Command line options
Cloud MapReduce runs as a stand-alone Java program on the command line. It supports many options to make it easy to specify job parameters and facilitate easy tuning of performance. This page describes the available options.
Mandatory options
The following options are mandatory. They have to be specified on the command line.
- -k AWS_ACCESS_KEY: Specifies the AWS access key. You get the key when you sign up for AWS services.
- -s AWS_SECRET_KEY: Specifies the AWS secret key. The AWS access/secret key pair is used to access S3/SimpleDB/SQS as part of the job run. Make sure you sign up for all three services.
- -i input_file: Specifies the input files as path to S3 bucket/folder (e.g., -i /bucket/folder/). It will recursively include all sub-folders and sub-files.
- -c clientid: Specifies the clientid of a node. A node must have a unique clientid to distinguish the node from other nodes in the system.
- -j jobid: Even though there is a default ("CloudMapReduce"), you almost always have to specify a unique jobid to avoid conflict. Make sure a jobid is unique, and one is not the prefix of another. A good practice is to name it something like "xxx000", then increment the number part for the next run.
Optional options
These options all have a default value. You only need to specify them if you want to override the defaults.
- -p x: Default=1. The number of partitions the input files should be split into. The input files are split into equal partitions to facilitate parallel processing. Even though optional, this option probably should always be set to facilitate parallel processing.
- -r x: Default=1. The number of reduce partitions the intermediate results should be split into. The more reduce partitions, the finer granularity of work allocation. Even though optional, this option probably should always be set to facilitate parallel processing.

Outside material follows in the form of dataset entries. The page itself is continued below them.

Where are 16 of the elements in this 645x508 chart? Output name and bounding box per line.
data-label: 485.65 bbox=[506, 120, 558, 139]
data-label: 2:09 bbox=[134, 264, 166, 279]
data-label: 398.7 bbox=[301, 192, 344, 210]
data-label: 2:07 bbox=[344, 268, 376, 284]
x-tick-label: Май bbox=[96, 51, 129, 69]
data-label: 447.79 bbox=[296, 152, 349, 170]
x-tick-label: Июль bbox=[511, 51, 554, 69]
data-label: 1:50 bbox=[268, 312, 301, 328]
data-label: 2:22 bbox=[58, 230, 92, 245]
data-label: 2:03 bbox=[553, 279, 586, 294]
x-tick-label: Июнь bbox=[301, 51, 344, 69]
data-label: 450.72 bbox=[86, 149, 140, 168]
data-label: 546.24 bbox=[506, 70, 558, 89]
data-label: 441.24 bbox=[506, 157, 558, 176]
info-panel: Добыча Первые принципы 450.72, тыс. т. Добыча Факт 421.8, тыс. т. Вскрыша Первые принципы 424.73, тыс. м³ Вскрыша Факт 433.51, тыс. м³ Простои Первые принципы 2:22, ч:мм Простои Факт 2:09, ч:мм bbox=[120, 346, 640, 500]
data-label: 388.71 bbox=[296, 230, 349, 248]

- -tm x: Default=2. Specifies the number of local Map threads. Threads are used to parallelize map processing in order to hide S3 and SQS download latency.
- -tr x: Default=4. Specifies the number of local Reduce threads. Threads are used to parallelize reduce processing in order to hide S3 and SQS download latency.
- -tu x: Default=20. Specifies the number of upload workers for each Map task. Each Map generates many key-value pairs, which are uploaded to SQS. Threads help to hide SQS upload latency.
- -td x: Default=20. Specifies the number of download workers for each Reduce task. Each Reduce task reads many key-value pairs, which are downloaded from a reduce queue in SQS. Threads help to hide SQS download latency.
- -b x: Default=100. Specifies the number of messages to buffer when reading from a reduce queue. A number of threads (specified by the -td option) run in parallel to download messages from reduce queues if the number of reduce messages in the buffer falls below this threshold.
- -n x: Default=1. The number of nodes that should participate in reduce queue creation at the beginning of the job run. A reduce queue is created for each reduce partition. This should stay at the default most of the time, unless the number of reduce partitions is huge.
- -m x: Default=1. The number of SimpleDB domains to use to spread out the load. Only needed when there are a large number of nodes. As a reference, we used 50 domains when running with 1000 nodes. How many domains to use also depends on the number of tasks and the task granularity.
- -o string: Default="outputqueue". The output queue name where the result is held. Queue name is prepended with the jobid, i.e., jobid_outputqueue.
- -cb: Default=combiner disabled. When specified, it enables combiner.
- -d x: Default=0. For debug purpose, you can print out x number of outputs at the end of computation. The outputs you print are gone from the output queue for a duration of the visibility timeout.
- -vi x: Default=7200. The visibility timeout for the input queue -- time for an input queue message to reappear.
- -vr x: Default=600. The visibility timeout for the reduce queues. The reduce queues hold the intermediate results. It affects the time taken for conflict resolution in the reduce phase.
- -vm x: Default=7200. The visibility timeout for the master reduce queue, which holds the set of reduce partitions.